Pyometra means, literally, “pus in the uterus”. It is a severe bacterial infection which can lead rapidly to dehydration, kidney failure and death. It can occur in any unspayed female dog or cat, but it is most common in middle aged or older animals who have gone through several heat cycles without a pregnancy. It is also more common in animals treated with reproductive hormones, especially estrogen.
The uterus of a dog or cat in heat is a perfect breeding ground for bacteria. Most cases of pyometra occur soon after a heat cycle. Symptoms include fever, loss of appetite, weight loss, increased thirst and urination, and sometimes drainage of pus from the vulva. If your veterinarian suspects pyometra in your pet, blood tests, urinalysis and x-rays may be used to assist in diagnosis.
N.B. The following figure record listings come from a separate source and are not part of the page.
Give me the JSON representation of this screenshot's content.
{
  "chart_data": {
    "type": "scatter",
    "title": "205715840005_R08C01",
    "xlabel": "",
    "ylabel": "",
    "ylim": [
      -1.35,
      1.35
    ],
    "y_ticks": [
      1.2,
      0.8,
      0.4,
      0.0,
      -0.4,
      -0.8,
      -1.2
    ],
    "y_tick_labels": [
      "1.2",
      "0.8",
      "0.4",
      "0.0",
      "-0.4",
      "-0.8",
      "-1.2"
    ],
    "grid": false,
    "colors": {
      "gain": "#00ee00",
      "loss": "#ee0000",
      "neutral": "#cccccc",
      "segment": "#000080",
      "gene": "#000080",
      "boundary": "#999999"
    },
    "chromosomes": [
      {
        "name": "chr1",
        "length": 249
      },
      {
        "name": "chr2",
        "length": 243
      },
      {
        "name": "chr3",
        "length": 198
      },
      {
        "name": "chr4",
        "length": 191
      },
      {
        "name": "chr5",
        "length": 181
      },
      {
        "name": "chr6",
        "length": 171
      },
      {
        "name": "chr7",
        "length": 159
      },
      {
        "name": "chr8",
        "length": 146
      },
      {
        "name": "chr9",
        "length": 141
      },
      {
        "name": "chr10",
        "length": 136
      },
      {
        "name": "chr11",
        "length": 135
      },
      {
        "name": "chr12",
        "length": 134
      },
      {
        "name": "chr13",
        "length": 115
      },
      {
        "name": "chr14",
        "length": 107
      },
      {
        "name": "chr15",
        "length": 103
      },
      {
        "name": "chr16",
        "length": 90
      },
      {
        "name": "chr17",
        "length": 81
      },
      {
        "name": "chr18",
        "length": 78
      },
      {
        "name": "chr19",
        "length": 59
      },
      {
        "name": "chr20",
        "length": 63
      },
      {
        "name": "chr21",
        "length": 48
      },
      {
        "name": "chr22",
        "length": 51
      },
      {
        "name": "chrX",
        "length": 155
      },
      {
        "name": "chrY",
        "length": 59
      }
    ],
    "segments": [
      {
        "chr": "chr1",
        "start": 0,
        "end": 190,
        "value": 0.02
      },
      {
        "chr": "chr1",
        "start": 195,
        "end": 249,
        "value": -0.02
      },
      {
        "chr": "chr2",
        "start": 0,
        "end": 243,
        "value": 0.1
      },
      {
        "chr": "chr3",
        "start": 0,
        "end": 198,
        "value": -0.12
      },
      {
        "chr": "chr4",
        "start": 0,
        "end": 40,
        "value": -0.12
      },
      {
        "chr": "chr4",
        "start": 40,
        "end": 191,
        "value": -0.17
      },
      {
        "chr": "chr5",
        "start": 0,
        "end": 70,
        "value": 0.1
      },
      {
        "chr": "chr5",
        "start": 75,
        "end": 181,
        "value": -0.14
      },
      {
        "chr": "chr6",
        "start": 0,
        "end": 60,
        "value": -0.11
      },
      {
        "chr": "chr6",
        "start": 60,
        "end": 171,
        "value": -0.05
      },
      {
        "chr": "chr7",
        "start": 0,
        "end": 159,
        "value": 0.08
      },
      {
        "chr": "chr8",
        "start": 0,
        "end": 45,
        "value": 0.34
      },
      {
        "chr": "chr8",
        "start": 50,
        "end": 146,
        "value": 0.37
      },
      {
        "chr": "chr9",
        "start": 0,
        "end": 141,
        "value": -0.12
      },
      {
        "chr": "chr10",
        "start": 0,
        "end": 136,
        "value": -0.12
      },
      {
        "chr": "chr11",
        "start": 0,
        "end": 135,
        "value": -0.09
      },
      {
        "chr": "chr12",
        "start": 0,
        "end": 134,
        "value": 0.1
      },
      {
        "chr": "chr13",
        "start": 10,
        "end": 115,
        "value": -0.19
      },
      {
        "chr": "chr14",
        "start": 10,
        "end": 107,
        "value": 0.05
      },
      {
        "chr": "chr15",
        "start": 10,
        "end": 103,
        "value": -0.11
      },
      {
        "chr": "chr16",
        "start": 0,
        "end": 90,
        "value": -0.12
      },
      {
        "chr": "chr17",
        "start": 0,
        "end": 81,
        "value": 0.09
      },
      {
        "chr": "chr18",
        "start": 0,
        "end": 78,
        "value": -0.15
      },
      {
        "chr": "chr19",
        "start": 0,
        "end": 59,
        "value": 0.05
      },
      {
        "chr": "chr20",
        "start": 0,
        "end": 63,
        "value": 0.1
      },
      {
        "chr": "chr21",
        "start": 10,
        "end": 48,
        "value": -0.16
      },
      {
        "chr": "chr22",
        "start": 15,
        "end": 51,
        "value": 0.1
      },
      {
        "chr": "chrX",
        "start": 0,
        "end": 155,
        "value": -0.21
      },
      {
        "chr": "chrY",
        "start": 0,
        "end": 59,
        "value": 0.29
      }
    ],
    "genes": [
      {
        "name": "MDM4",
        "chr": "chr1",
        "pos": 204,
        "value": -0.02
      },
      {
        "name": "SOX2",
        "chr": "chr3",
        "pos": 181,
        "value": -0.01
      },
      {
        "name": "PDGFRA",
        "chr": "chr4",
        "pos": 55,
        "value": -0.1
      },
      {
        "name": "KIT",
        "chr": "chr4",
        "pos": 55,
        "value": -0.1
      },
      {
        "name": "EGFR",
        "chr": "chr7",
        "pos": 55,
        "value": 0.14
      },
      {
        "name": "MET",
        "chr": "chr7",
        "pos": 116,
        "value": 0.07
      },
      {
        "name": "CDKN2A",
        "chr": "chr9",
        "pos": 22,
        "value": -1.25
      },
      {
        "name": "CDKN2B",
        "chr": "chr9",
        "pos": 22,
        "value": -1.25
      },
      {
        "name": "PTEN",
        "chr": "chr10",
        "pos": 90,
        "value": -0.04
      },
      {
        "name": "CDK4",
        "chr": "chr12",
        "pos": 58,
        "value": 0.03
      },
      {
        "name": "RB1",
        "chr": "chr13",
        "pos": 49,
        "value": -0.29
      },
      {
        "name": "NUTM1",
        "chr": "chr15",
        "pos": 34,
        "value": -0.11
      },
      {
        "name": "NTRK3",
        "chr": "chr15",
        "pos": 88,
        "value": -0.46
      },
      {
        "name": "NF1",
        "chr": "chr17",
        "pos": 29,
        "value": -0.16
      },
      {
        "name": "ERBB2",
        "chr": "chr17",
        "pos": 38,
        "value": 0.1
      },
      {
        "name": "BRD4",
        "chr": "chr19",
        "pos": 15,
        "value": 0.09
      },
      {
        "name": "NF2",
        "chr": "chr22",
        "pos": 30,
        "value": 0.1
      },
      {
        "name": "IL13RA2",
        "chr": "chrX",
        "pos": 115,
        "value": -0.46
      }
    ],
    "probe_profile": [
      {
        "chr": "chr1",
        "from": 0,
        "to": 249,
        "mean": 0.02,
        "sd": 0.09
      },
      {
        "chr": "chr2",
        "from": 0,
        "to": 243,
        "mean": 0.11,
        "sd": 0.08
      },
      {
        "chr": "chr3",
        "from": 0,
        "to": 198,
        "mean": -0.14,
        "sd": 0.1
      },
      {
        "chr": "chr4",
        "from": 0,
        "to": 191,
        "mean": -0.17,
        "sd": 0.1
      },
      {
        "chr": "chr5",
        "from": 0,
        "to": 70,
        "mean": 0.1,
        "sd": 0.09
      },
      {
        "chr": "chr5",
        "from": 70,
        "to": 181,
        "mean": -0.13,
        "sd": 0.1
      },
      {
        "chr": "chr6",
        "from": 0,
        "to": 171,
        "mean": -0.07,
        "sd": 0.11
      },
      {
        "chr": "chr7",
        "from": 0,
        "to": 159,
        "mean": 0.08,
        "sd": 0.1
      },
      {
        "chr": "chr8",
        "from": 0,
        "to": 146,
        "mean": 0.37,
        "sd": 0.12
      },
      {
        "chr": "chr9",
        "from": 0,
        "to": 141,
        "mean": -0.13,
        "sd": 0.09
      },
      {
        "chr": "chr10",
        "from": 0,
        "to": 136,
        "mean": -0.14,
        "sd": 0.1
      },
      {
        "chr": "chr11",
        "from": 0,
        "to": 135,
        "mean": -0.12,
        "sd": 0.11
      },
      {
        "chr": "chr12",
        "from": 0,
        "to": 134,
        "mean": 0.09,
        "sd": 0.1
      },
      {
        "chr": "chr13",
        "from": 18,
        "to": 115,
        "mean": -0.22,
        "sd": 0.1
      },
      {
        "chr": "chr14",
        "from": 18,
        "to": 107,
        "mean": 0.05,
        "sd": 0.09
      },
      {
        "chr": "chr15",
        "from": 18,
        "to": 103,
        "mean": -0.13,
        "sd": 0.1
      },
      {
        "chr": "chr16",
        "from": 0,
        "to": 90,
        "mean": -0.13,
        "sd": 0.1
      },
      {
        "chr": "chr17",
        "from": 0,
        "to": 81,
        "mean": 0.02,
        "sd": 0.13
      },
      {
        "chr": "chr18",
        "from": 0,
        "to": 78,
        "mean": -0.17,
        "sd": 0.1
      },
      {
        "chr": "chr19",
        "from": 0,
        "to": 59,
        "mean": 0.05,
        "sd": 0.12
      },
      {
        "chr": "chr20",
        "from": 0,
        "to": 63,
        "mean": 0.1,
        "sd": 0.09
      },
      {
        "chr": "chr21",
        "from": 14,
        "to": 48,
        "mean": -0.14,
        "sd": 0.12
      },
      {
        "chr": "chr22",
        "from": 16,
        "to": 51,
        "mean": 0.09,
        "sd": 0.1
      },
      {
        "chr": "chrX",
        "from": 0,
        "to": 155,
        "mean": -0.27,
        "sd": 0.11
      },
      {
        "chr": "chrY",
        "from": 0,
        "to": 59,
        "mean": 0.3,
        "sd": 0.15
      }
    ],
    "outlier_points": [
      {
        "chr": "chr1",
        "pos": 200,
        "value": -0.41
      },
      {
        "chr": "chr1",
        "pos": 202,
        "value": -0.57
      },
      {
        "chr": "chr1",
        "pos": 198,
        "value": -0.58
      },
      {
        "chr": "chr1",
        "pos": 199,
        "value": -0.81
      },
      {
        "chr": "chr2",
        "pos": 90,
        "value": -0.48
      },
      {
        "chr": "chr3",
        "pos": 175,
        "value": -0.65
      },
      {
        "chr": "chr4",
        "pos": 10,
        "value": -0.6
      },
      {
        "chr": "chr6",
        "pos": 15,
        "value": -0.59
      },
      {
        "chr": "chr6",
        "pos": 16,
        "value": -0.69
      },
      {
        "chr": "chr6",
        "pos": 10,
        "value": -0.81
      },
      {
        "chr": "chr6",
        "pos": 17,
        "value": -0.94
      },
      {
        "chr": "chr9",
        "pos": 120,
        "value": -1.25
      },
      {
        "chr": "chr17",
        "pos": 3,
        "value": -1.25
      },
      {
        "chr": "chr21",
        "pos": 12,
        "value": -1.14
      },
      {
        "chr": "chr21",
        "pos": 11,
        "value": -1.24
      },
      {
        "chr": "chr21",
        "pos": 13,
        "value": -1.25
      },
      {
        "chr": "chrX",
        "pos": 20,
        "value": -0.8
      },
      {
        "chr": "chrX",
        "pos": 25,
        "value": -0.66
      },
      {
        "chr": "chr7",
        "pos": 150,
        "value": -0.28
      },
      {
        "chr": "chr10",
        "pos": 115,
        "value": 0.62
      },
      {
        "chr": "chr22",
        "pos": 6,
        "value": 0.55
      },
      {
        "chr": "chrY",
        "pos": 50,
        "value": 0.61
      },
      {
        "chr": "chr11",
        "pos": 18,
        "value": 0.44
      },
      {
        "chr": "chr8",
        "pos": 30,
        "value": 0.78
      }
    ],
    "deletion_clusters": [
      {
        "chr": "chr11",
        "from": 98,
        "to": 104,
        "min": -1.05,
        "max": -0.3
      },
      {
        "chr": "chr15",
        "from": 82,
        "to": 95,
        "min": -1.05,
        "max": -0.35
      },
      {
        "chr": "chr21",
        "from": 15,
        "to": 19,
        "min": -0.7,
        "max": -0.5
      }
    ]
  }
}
Surgery is almost always necessary to cure the disease. Usually the animal must be spayed — in other words, the infected uterus must be removed. There is hormone treatment available for dogs that can resolve a pyometra but the medication causes vomiting, it’s costly and many dogs will develop a pyometra again at the next heat cycle. Pyometra in dogs usually scars the uterus and makes having future litters of puppies unlikely. Performing an ovariohysterectomy is the best treatment at this point. Antibiotics, fluids and treatment for any secondary problems, such as kidney disease, are also necessary.
If the disease is caught early the prognosis for complete recovery is good. However, the disease is often not diagnosed until it has reached a late stage, or the affected animal may be older and have other health problems, such as kidney or heart disease. The prognosis in these cases is much poorer.
Treatment is often prolonged and expensive because of the difficulty of the necessary surgery and the amount of skilled nursing and supportive care also required.
Pyometra is one of the best reasons for having female dogs and cats spayed – especially if they won’t be used for breeding! Most female dogs will eventually come down with the disease if they aren’t bred. Your female dog or cat will be a happier, healthier pet if she is spayed, and you will have the peace of mind of knowing that she will never come down with this life-threatening disease.